Des témoignages accablants recueillis sur le terrain
Selon Human Rights Watch, les enquêteurs ont rencontré plus d’une centaine de témoins, survivants et responsables locaux afin de documenter les violences commises après la prise d’Uvira par les combattants de l’AFC/M23 soutenus, selon l’organisation, par des éléments de l’armée rwandaise. L’ONG affirme que plusieurs civils non armés, dont des femmes et des mineurs, auraient été ciblés alors même que les forces gouvernementales congolaises avaient déjà quitté la ville.
Parmi les récits recueillis figure celui d’un père ayant perdu quatre de ses fils, exécutés dans leur maison par des hommes armés accusant les victimes d’être proches des groupes d’autodéfense wazalendo. D’autres témoignages font état de violences sexuelles commises contre des femmes parties chercher de la nourriture dans les zones agricoles autour de la ville.
Human Rights Watch parle de possibles crimes de guerre
Pour l’organisation, la nature des actes documentés pourrait relever de crimes de guerre.
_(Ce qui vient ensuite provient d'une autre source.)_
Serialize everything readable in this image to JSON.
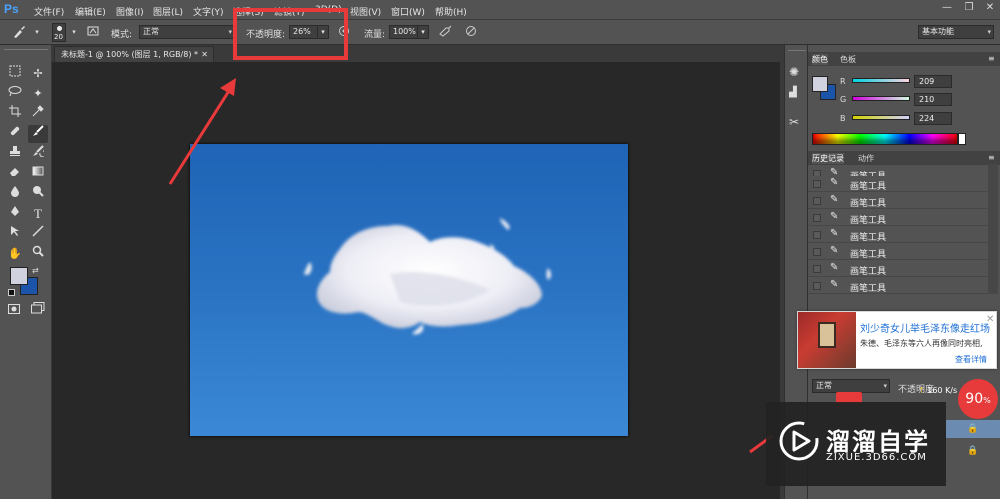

Human Rights Watch estime également que le rôle joué par les forces rwandaises dans cette occupation renforce les accusations selon lesquelles Rwanda agirait directement aux côtés du M23 dans l’est congolais, ce que Kigali continue de nier.
L’ONG appelle la communauté internationale à intensifier les enquêtes indépendantes et à sanctionner les responsables présumés des abus. Elle demande aussi une meilleure protection des civils dans les provinces du Nord-Kivu et du Sud-Kivu, régulièrement secouées par les affrontements armés.
Une situation sécuritaire toujours explosive à Uvira
La ville d’Uvira reste au cœur des tensions dans le Sud-Kivu malgré le retrait annoncé du M23 en janvier dernier. Plusieurs rapports évoquent encore des violences, des déplacements massifs de populations et la découverte de fosses communes après le départ des rebelles. Les autorités congolaises et les groupes armés locaux continuent de s’accuser mutuellement de nouvelles violations contre les civils.